I have a small database in Elasticsearch and for testing purposes would like to pull all records back. I am attempting to use a URL of the form...
我有一个小的数据库在弹性搜索和测试的目的是想把所有的记录拉回来。我正在尝试使用表单的URL…
http://localhost:9200/foo/_search?pretty=true&q={'matchAll':{''}}
Can someone give me the URL you would use to accomplish this, please?
有人能给我你要用的URL来完成这个吗?
507
I think lucene syntax is supported so:
我认为lucene语法是支持的:
http://localhost:9200/foo/_search?pretty=true&q=*:*
http://localhost:9200 / foo / _search ?漂亮=真的,q = *:*
size defaults to 10, so you may also need &size=BIGNUMBER
to get more than 10 items. (where BIGNUMBER equals a number you believe is bigger than your dataset)
大小默认为10,因此您可能还需要&size=BIGNUMBER来获得10个以上的项。(BIGNUMBER等于一个你认为比你的数据集大的数字)
BUT, elasticsearch documentation suggests for large result sets, using the scan search type.
但是,使用扫描搜索类型,弹性搜索文档建议使用大型结果集。
EG:
例如:
curl -XGET 'localhost:9200/foo/_search?search_type=scan&scroll=10m&size=50' -d '
{
"query" : {
"match_all" : {}
}
}'
and then keep requesting as per the documentation link above suggests.
然后根据上面的文档链接继续请求。
EDIT: scan
Deprecated in 2.1.0.
编辑:扫描在2.1.0中弃用。
scan
does not provide any benefits over a regular scroll
request sorted by _doc
. link to elastic docs (spotted by @christophe-roussy)

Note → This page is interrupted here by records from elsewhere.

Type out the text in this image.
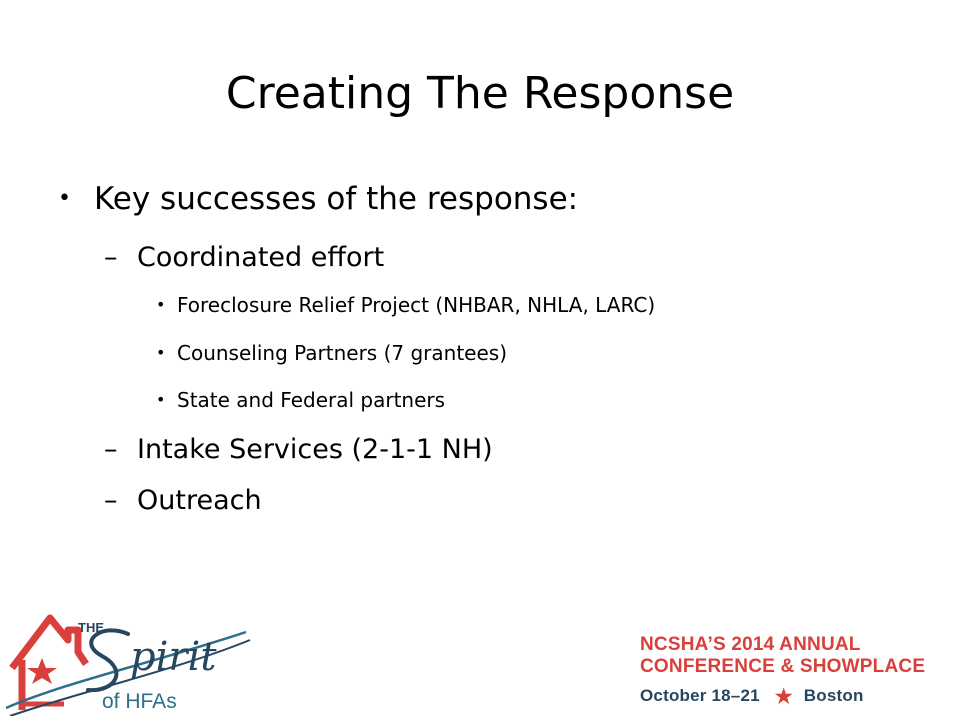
Creating The Response
• Key successes of the response:
– Coordinated effort
• Foreclosure Relief Project (NHBAR, NHLA, LARC)
• Counseling Partners (7 grantees)
• State and Federal partners
– Intake Services (2-1-1 NH)
– Outreach
THE
pirit
of HFAs
NCSHA’S 2014 ANNUAL
CONFERENCE & SHOWPLACE
October 18–21 ★ Boston
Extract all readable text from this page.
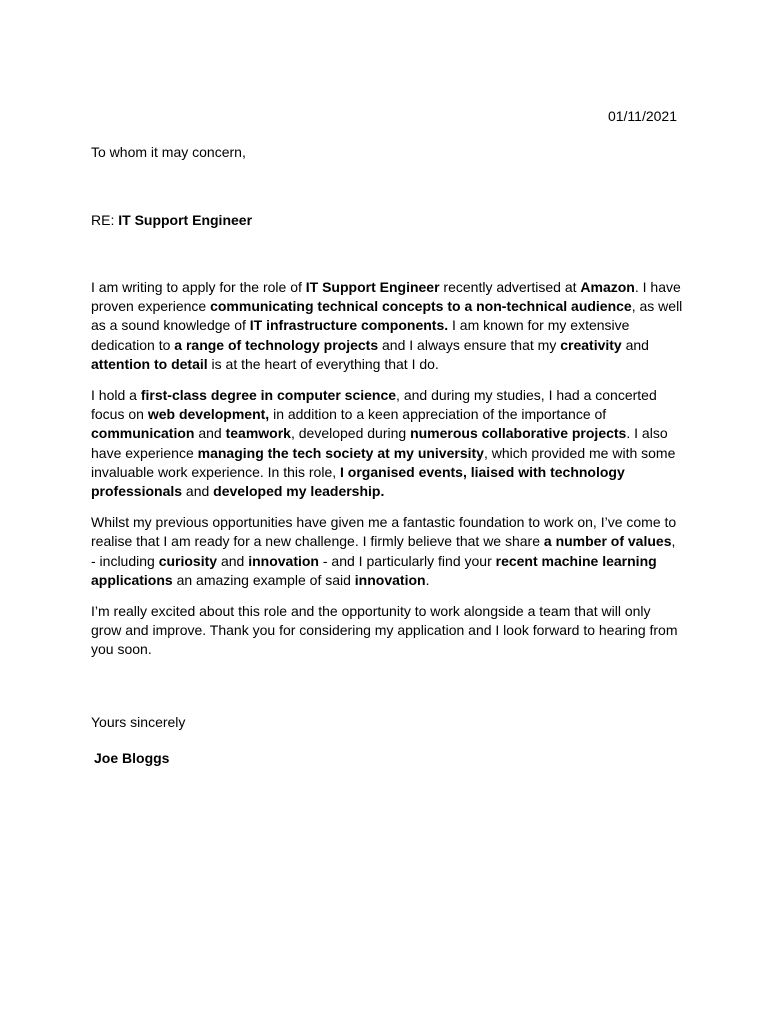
01/11/2021
To whom it may concern,
RE: IT Support Engineer

I am writing to apply for the role of IT Support Engineer recently advertised at Amazon. I have proven experience communicating technical concepts to a non-technical audience, as well as a sound knowledge of IT infrastructure components. I am known for my extensive dedication to a range of technology projects and I always ensure that my creativity and attention to detail is at the heart of everything that I do.

I hold a first-class degree in computer science, and during my studies, I had a concerted focus on web development, in addition to a keen appreciation of the importance of communication and teamwork, developed during numerous collaborative projects. I also have experience managing the tech society at my university, which provided me with some invaluable work experience. In this role, I organised events, liaised with technology professionals and developed my leadership.

Whilst my previous opportunities have given me a fantastic foundation to work on, I’ve come to realise that I am ready for a new challenge. I firmly believe that we share a number of values, - including curiosity and innovation - and I particularly find your recent machine learning applications an amazing example of said innovation.

I’m really excited about this role and the opportunity to work alongside a team that will only grow and improve. Thank you for considering my application and I look forward to hearing from you soon.

Yours sincerely
Joe Bloggs
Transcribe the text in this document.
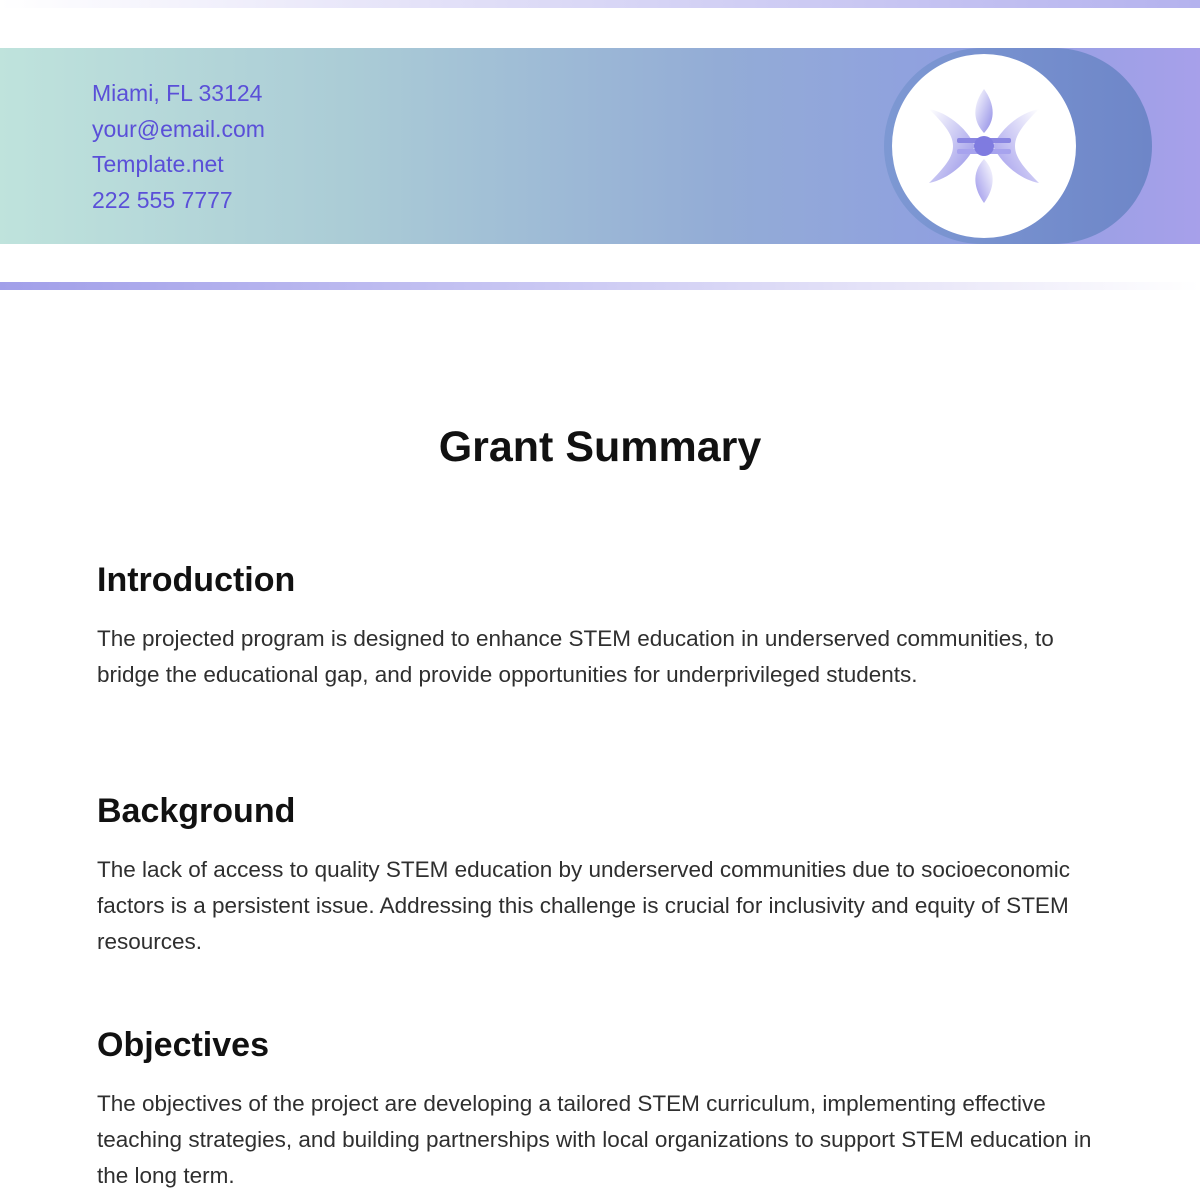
Miami, FL 33124
your@email.com
Template.net
222 555 7777
Grant Summary
Introduction

The projected program is designed to enhance STEM education in underserved communities, to bridge the educational gap, and provide opportunities for underprivileged students.

Background

The lack of access to quality STEM education by underserved communities due to socioeconomic factors is a persistent issue. Addressing this challenge is crucial for inclusivity and equity of STEM resources.

Objectives

The objectives of the project are developing a tailored STEM curriculum, implementing effective teaching strategies, and building partnerships with local organizations to support STEM education in the long term.
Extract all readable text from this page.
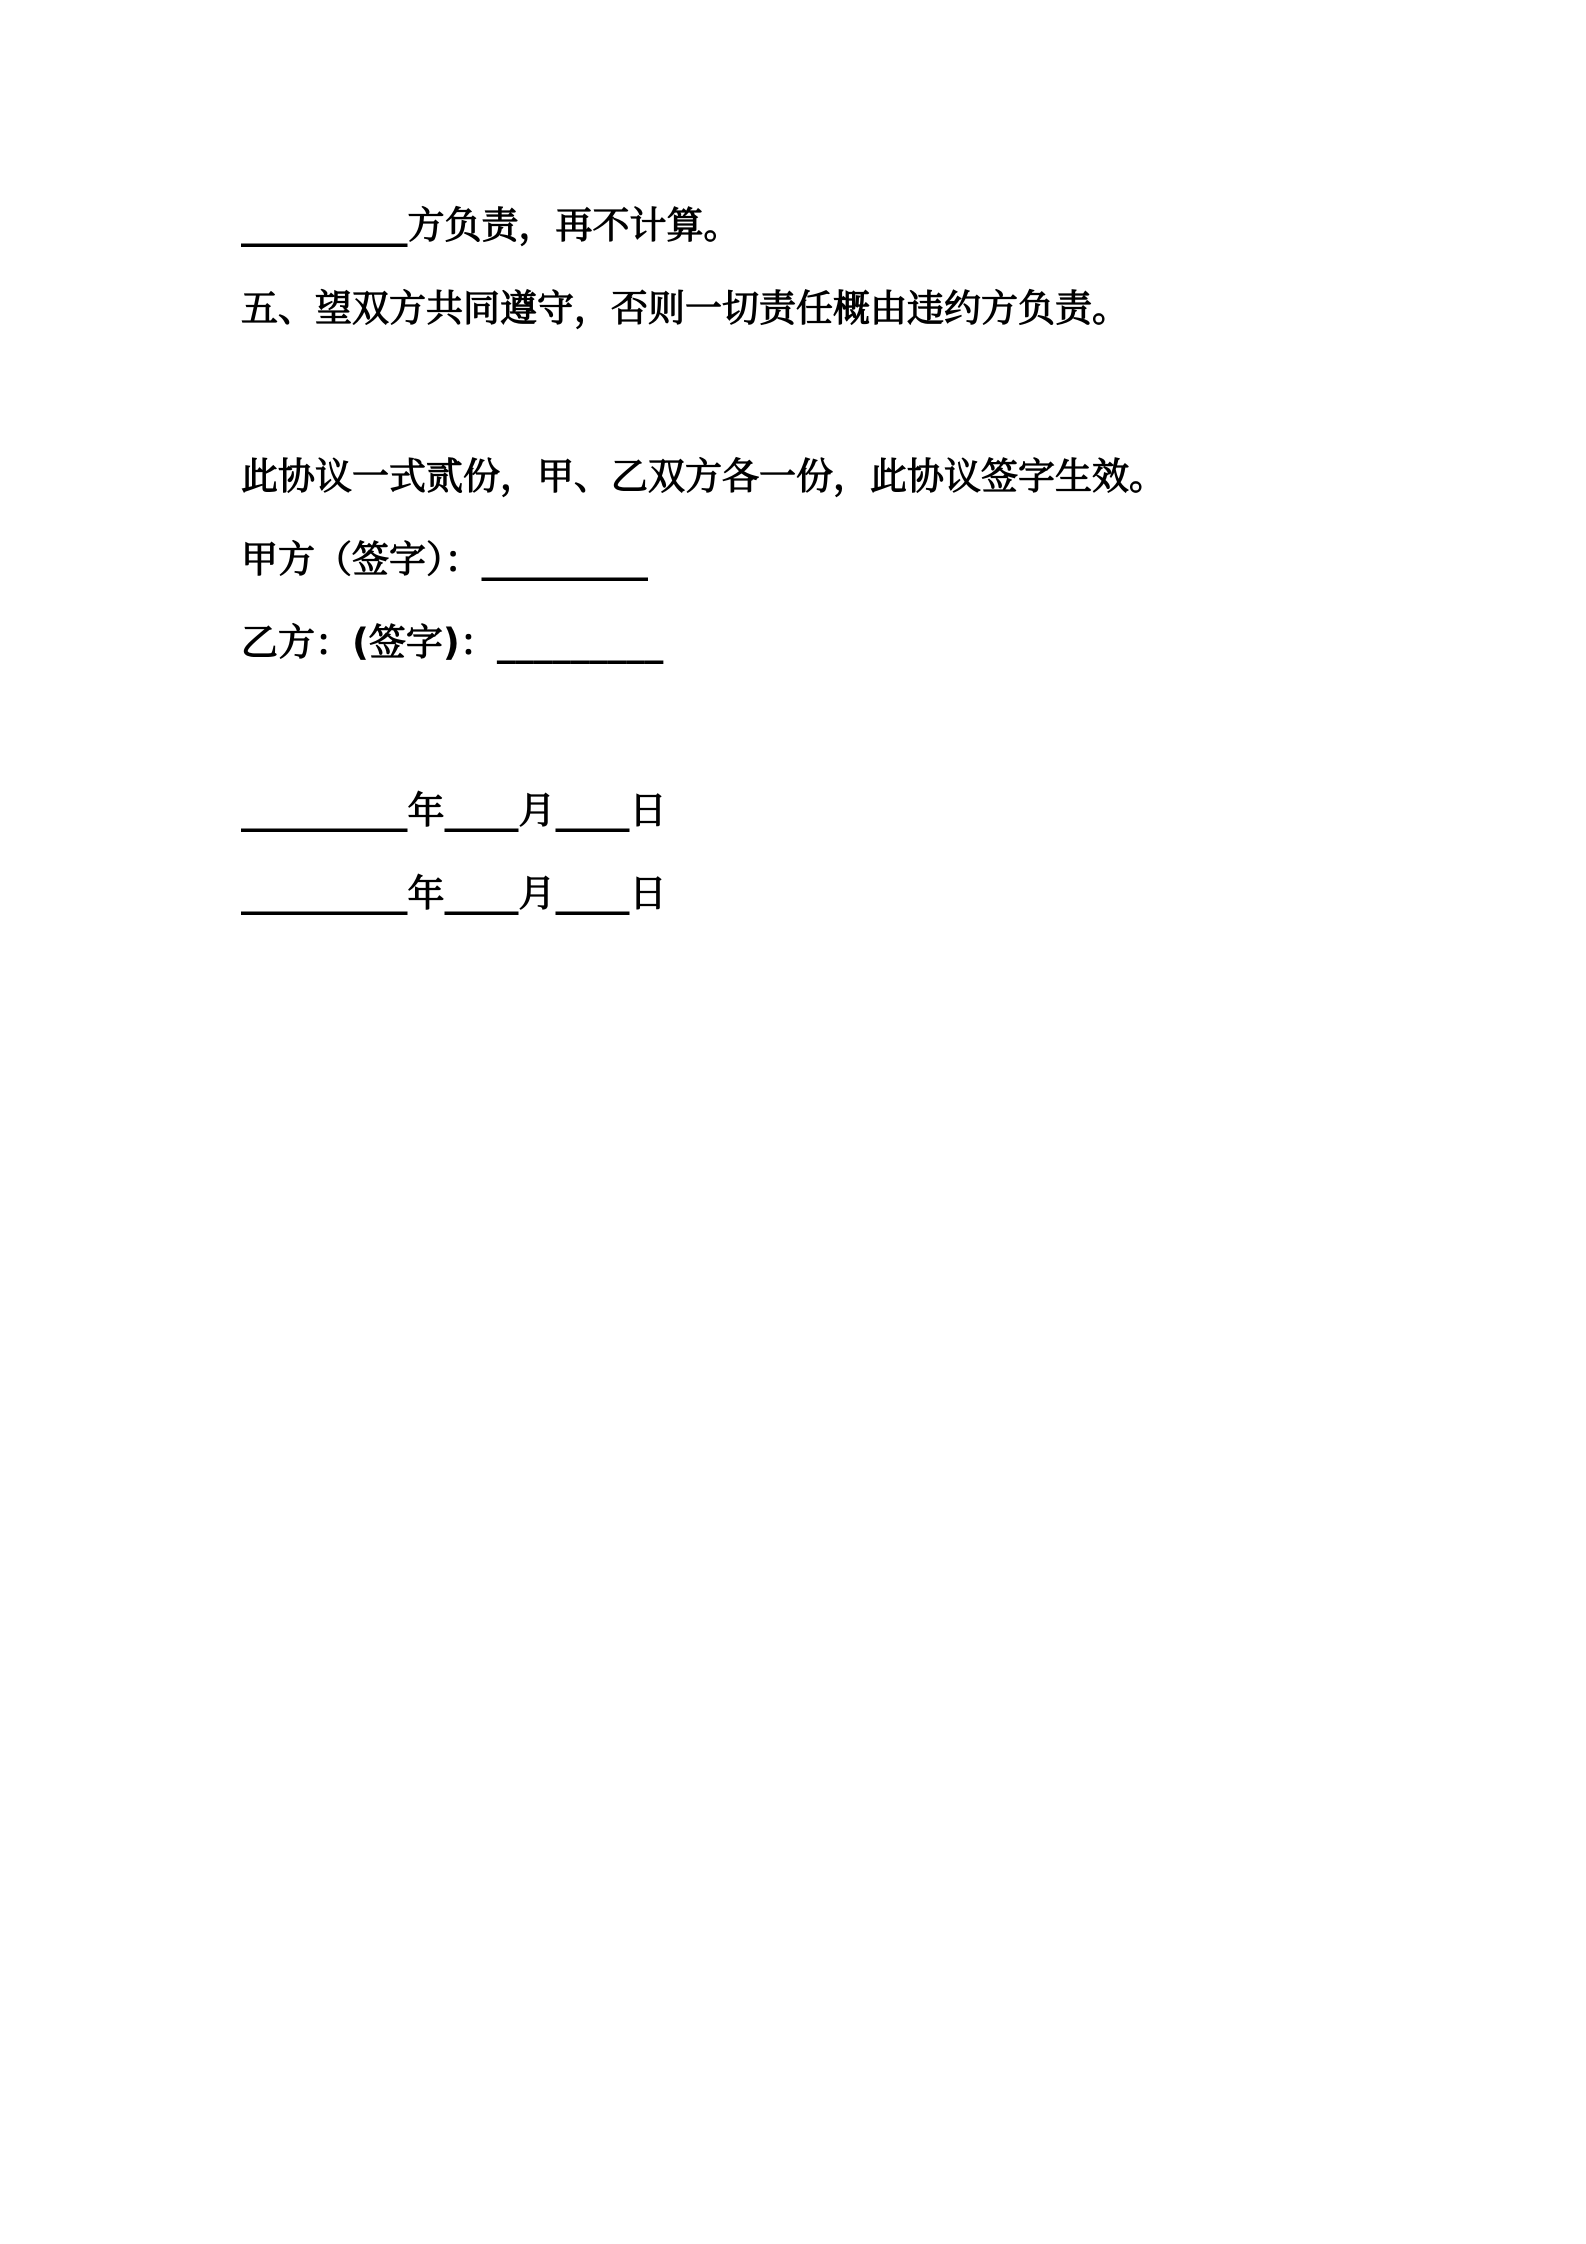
_________方负责，再不计算。
五、望双方共同遵守，否则一切责任概由违约方负责。
此协议一式贰份，甲、乙双方各一份，此协议签字生效。
甲方（签字）：_________
乙方：(签字)：_________
_________年____月____日
_________年____月____日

扫描不会对按_doc排序的常规滚动请求提供任何好处。链接到弹性文档(由@christophe-roussy发现)
99
http://127.0.0.1:9200/foo/_search/?size=1000&pretty=1
^
Note the size param, which increases the hits displayed from the default (10) to 1000 per shard.
注意大小param,它增加了从默认值(10)到1000 / shard显示的点击量。
http://www.elasticsearch.org/guide/en/elasticsearch/reference/current/search-request-from-size.html
http://www.elasticsearch.org/guide/en/elasticsearch/reference/current/search-request-from-size.html
22
elasticsearch(ES) supports both a GET or a POST request for getting the data from the ES cluster index.
弹性搜索(ES)支持GET或POST请求,以获取来自ES集群索引的数据。
When we do a GET:
当我们做一个GET:
http://localhost:9200/[your index name]/_search?size=[no of records you want]&q=*:*
When we do a POST:
当我们做一个帖子的时候:
http://localhost:9200/[your_index_name]/_search
{
"size": [your value] //default 10
"from": [your start index] //default 0
"query":
{
"match_all": {}
}
}
I would suggest to use a UI plugin with elasticsearch http://mobz.github.io/elasticsearch-head/ This will help you get a better feeling of the indices you create and also test your indices.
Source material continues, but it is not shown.